City, county officials tackle redistricting


By DIRK FILLPOT
Avalanche-Journal

Legislators nationwide are going through the decade ritual of redrawing political lines to balance people's representation in government.

Government entities whose largest and smallest districts or precincts deviate from their median population by more than 10 percent must go through the process.

Redistricting applies to national, state and local offices.

Officials with the city of Lubbock and Lubbock County have begun their redistricting efforts after Census 2000 statistics show significant growth in their southwestern areas.

City officials are looking to complete their redistricting efforts before next year, said Craig Farmer, the city's managing director of planning.

"You've got to get it done early enough before the elections take place.
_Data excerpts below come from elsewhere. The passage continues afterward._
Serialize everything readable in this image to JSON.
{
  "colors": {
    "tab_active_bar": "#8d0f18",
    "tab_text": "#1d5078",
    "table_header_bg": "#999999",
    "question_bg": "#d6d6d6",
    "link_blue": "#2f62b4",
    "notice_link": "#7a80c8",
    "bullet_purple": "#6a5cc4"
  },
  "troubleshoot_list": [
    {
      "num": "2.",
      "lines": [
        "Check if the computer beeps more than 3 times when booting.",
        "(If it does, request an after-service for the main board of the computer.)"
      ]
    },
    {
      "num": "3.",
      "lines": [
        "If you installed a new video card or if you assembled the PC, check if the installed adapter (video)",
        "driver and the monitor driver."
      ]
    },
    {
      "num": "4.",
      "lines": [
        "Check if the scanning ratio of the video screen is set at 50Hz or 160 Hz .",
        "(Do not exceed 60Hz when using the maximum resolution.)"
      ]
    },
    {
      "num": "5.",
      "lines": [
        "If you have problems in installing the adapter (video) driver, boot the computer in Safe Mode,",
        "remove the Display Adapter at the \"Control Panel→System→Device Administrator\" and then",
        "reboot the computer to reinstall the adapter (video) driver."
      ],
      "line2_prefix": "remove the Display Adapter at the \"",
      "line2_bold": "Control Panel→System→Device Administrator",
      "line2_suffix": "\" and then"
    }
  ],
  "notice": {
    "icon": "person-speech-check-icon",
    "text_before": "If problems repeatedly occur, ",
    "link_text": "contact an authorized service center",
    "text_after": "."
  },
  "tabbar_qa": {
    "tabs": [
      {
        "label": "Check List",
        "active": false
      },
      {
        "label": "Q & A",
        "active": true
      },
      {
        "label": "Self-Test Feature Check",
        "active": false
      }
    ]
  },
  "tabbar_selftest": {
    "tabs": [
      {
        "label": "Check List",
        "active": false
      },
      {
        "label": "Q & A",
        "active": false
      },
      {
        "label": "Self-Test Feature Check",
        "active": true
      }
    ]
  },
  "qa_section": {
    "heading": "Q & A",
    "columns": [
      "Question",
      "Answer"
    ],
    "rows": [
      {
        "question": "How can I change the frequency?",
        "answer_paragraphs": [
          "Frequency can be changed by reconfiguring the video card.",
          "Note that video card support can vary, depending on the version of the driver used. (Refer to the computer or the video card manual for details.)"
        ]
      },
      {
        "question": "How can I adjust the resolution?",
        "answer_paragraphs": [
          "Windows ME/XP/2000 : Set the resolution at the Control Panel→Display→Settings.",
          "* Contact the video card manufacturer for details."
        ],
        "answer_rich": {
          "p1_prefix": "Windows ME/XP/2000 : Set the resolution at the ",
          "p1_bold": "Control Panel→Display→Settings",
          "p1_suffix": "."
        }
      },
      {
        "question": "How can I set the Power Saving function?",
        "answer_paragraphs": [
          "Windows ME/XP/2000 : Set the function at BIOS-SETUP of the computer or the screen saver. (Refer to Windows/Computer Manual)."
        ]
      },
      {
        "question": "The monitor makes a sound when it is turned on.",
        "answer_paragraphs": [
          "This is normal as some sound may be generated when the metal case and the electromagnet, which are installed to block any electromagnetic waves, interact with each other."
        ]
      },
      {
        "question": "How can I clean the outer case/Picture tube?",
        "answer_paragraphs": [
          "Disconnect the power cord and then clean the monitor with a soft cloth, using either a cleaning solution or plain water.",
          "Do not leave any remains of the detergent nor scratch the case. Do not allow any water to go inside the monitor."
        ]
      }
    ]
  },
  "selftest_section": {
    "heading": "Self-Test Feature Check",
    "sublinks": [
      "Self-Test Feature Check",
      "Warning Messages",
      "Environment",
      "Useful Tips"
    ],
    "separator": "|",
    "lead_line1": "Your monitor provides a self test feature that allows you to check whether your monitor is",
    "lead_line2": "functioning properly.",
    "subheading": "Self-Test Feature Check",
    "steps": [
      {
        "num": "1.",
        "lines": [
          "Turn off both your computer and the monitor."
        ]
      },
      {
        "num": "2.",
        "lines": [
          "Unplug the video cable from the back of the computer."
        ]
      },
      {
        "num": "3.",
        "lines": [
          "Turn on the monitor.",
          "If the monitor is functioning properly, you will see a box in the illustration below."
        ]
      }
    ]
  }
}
You don't want it to distort the elections process," he said.

Redistricting can be tricky business, and such efforts can draw legal challenges. That is one reason the city opted to contract help from outside Lubbock, Farmer said.
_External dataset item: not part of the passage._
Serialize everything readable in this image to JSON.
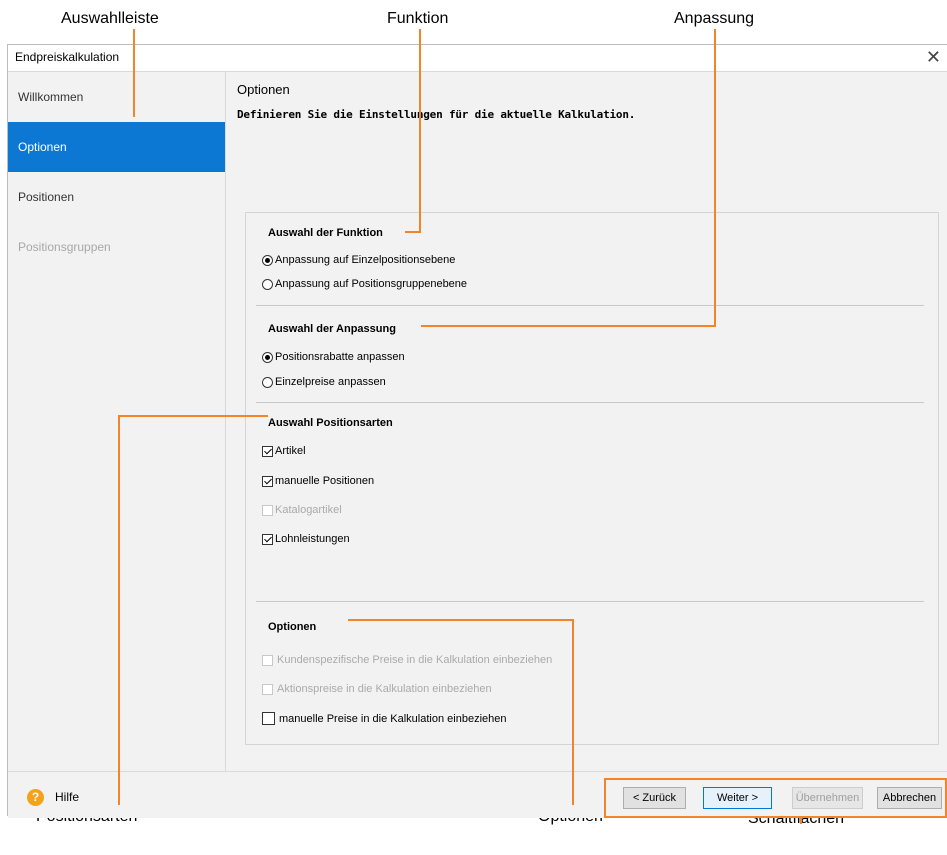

"We just want to make sure that if there are challenges, we have the best people working on it. We're not experts on redistricting and redistricting law," he said. "Being outside experts, they have no preset opinions. I think they'll be objective and look at all reasonable requests."

Lubbock County and the Lubbock Independent School District are in the preliminary stages of redistricting. Also, the Texas Legislature is working on changing districts for state representatives, state senators and representatives to Congress.